If, like me, you learned Bayesian regression from Gelman and Hill’s book, *Data Analysis Using Regression and Multilevel/Hierarchical Models*, you’re going to love:

- Finkel, Jenny Rose and Christopher D. Manning. 2009. Hierarchical Bayesian domain adaptation. In
*EMNLP*.

### In a Nutshell

Finkel and Manning apply the standard hierarchical model for the parameters of a generalized linear model to structured natural language problems. Although they call it “domain adaptation”, it’s really just a standard hierarchical model. In particular, they focus on CRFs (a kind of structured logistic regression), applying them to named entity recognition and dependency parsing. Their empirical results showed a modest gain from partial pooling over complete pooling or no pooling.

### The Standard Model

In the standard non-hierarchical Bayesian regression model (including generalized linear models like logistic regression), each regression coefficient has a prior, usually in the form of a Gaussian (normal, L2, ridge) or Laplace (L1, lasso) distribution. The maximum likelihood solution corresponds to an improper prior with infinite variance.
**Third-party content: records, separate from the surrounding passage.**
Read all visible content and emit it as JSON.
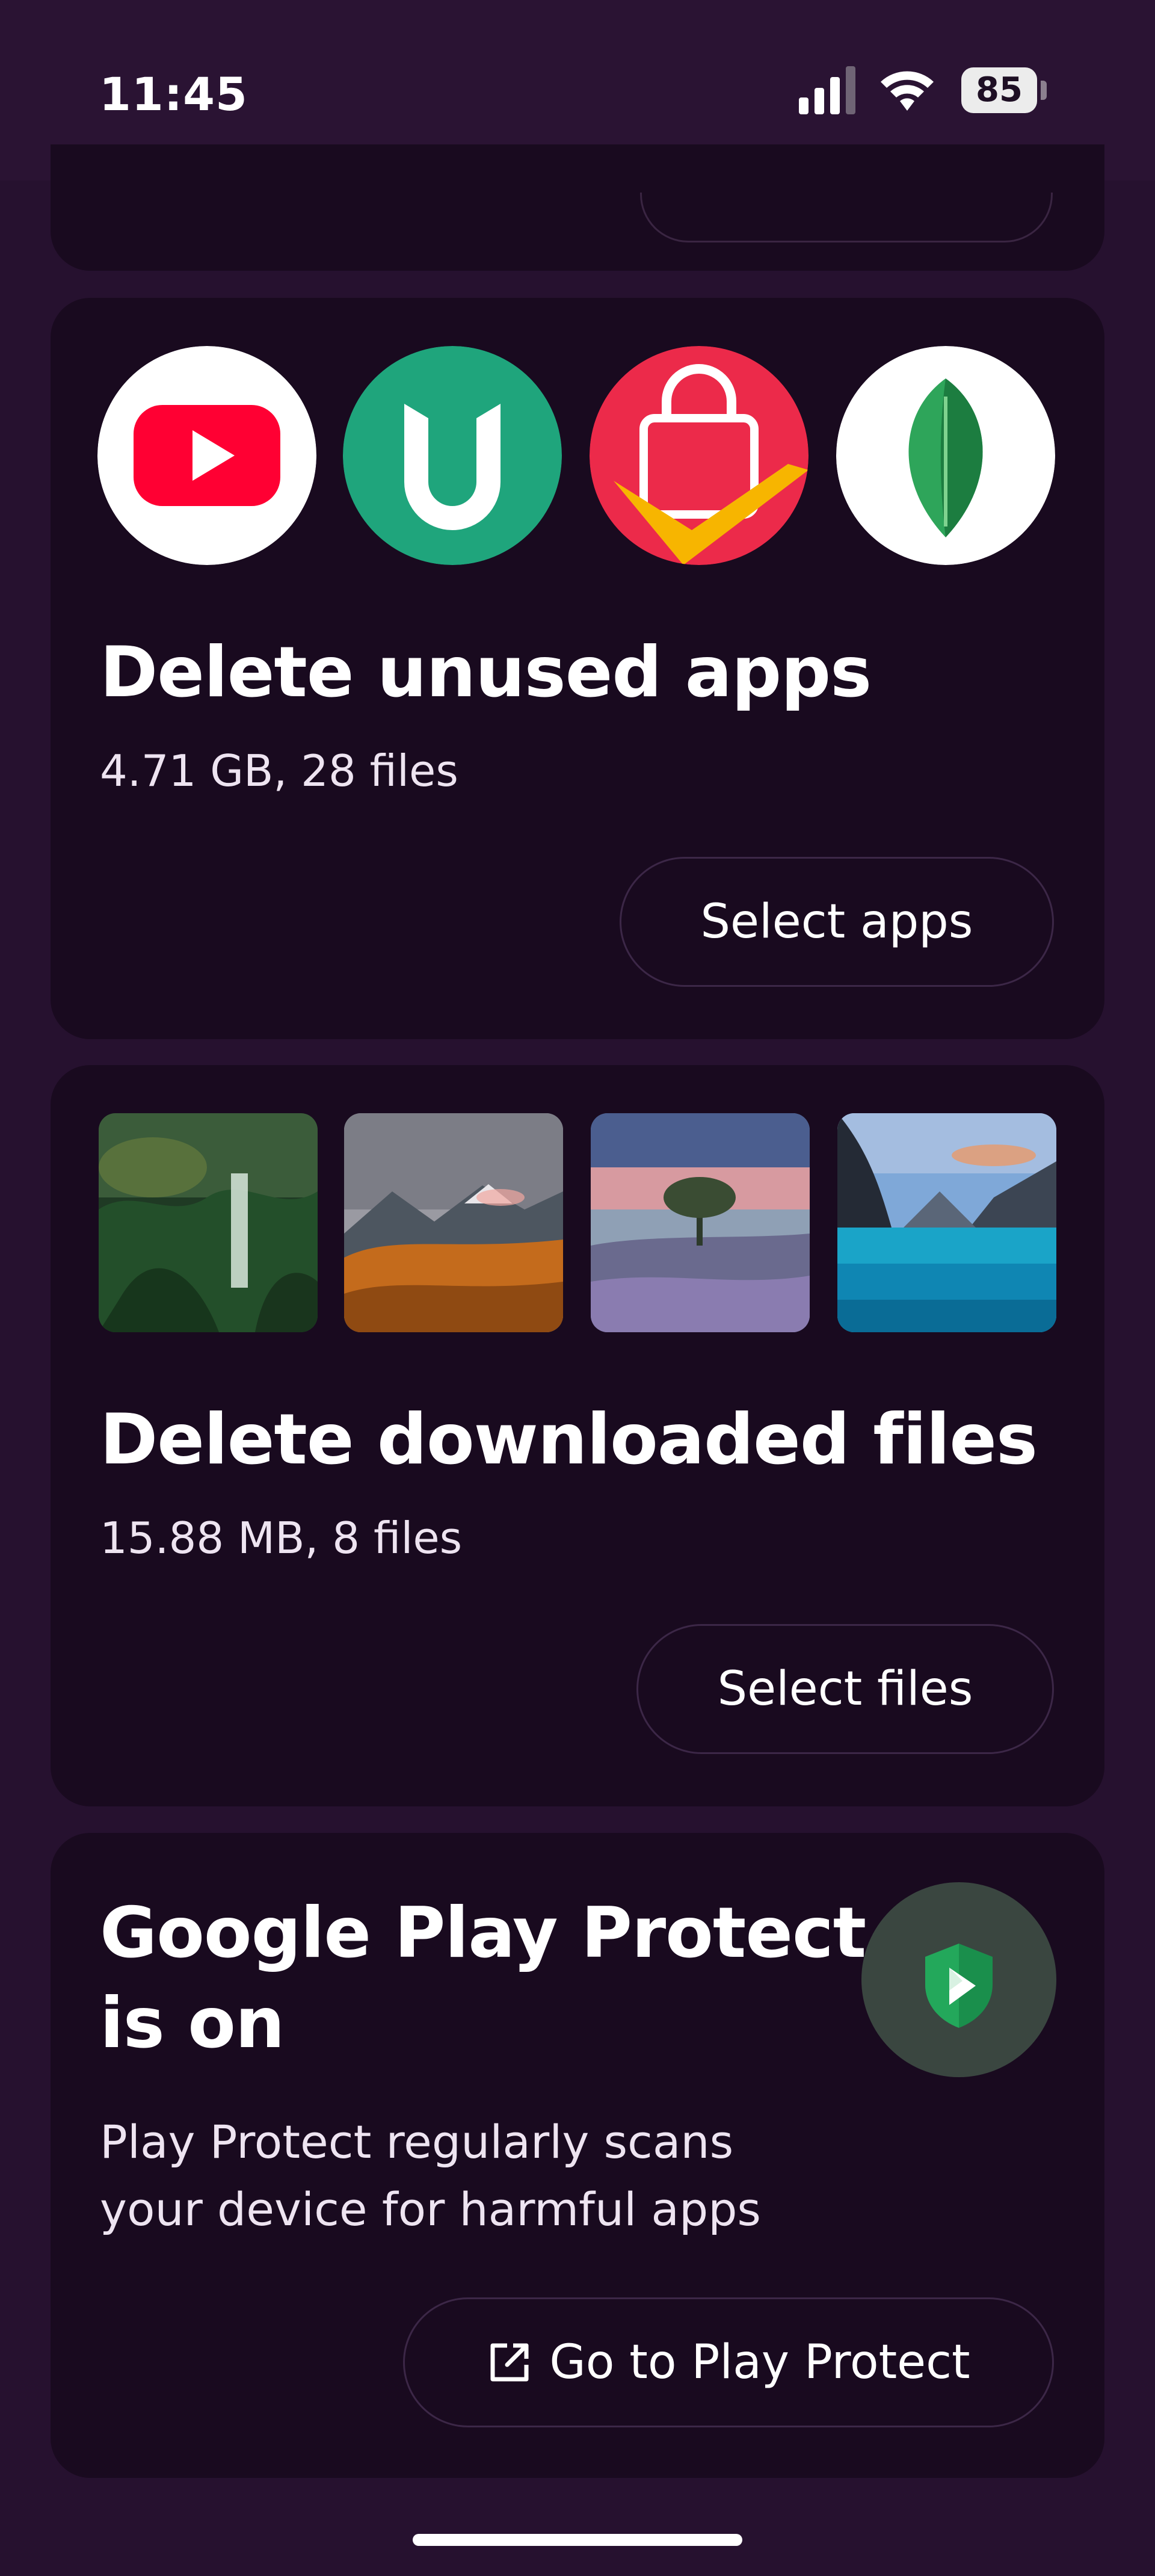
{
  "status_bar": {
    "time": "11:45",
    "battery": "85"
  },
  "apps_card": {
    "icons": [
      "youtube-icon",
      "mi-home-icon",
      "shopping-bag-icon",
      "snapseed-icon"
    ],
    "title": "Delete unused apps",
    "subtitle": "4.71 GB, 28 files",
    "button_label": "Select apps"
  },
  "files_card": {
    "title": "Delete downloaded files",
    "subtitle": "15.88 MB, 8 files",
    "button_label": "Select files"
  },
  "protect_card": {
    "title_line1": "Google Play Protect",
    "title_line2": "is on",
    "description_line1": "Play Protect regularly scans",
    "description_line2": "your device for harmful apps",
    "button_label": "Go to Play Protect",
    "icon": "play-protect-shield-icon"
  },
  "colors": {
    "background": "#26112f",
    "card": "#190a1f",
    "youtube_red": "#ff0033",
    "mi_home_green": "#1fa57c",
    "shop_red": "#ec2a4a",
    "snapseed_green": "#2ea55a"
  }
}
In most natural language applications, the prior is assumed to have zero mean and a diagonal covariance matrix with shared variance, so that each coefficient has an independent normal prior with zero mean and the same variance. LingPipe allows arbitrary means and diagonal covariance matrices, as does Genkin, Madigan and Lewis’s package Bayesian Logistic Regression.

With data of the same type (e.g. person, location and organization named-entity data in English) from multiple sources (e.g. CoNLL, MUC6, MUC7), there are two standard approaches. First, train individual models, one for each source, then apply the models in-source. That’s the unpooled result, where the data in each domain isn’t used to help train other domains.

The second approach is to completely pool the data into one big training set and then apply the resulting model to each domain.

### The Hierarchical Model

The hierarchical model generalizes these two approaches, and allows a middle ground where there is partial pooling across domains. A hierarchical model fits coefficients from each domain using a shared prior for each coefficient that is shared across domains. That is, we might have a feature f and coefficients β[1,f], β[2,f] and β[3,f] for three different domains. We assume the β[i,f] are drawn from a shared prior (normal in Finkel and Manning’s case), say Normal(μ[f],σ[f]^{2}).

The prior mean μ[f] and variance σ[f]^{2} for coefficients for feature f and prior can now be fit in the model along with the coefficients for each model.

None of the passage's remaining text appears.